Presidents Joe Biden and Emmanuel Macron vowed to maintain a united front against Russia on Thursday amid growing worries about waning support for Ukraine’s war effort in the U.S. and Europe. Biden also signaled he might be willing to tweak aspects of his signature climate legislation that have raised concerns with France and other European allies.
Biden was honoring Macron with a grand state dinner Thursday evening — the first of the U.S. president’s COVID-19 shadowed presidency for a foreign leader. But following up on Biden’s upbeat comments might not go as smoothly as that fancy affair. Republicans who are about to take control of the House have shown less willingness than Biden to spend billions on Ukraine, and Democratic lawmakers said Thursday they were not about to jump back into the climate legislation.
In fact, for all the positive statements, Macron’s visit to Washington has been tempered by his criticism of Biden’s Inflation Reduction Act and the challenges both leaders face amid the mounting costs of keeping military and economic aid flowing to Kyiv with no end in sight for the Russian invasion.

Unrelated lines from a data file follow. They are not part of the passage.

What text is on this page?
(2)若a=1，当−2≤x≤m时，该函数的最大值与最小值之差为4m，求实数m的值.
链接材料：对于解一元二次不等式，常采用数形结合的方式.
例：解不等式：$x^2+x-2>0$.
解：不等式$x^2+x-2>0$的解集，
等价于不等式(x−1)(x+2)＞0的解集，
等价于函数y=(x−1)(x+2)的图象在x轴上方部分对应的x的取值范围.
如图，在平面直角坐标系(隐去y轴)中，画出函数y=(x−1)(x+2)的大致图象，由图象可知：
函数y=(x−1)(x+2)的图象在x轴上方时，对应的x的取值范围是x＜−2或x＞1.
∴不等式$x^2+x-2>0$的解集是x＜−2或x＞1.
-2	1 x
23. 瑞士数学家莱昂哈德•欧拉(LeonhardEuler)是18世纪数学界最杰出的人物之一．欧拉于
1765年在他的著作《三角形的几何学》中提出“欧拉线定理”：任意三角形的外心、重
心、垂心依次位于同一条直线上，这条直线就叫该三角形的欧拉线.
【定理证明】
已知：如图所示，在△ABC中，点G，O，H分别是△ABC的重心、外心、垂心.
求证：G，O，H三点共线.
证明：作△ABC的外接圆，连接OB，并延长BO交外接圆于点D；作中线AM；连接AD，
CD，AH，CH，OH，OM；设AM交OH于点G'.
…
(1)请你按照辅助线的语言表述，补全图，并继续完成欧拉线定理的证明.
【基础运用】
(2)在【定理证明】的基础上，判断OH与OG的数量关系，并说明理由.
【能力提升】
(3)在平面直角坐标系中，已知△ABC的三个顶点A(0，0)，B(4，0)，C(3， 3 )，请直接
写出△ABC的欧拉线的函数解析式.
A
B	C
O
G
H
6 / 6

Despite the differences, Biden and Macron sought to underscore that the U.S.-France alliance remains solid and that the West must hold steadfast against Russian President Vladimir Putin’s war in Ukraine.
“Today, we reaffirm that, as I said, we’re going to stand together against this brutality,” Biden said. “Putin thinks that he can crush the will of all those who oppose his imperial ambitions by attacking civilian infrastructure in Ukraine, choking off energy to Europe to drive up prices, exacerbating the food crisis. That’s hurting very vulnerable people not just in Ukraine but around the world and he’s not going to succeed.”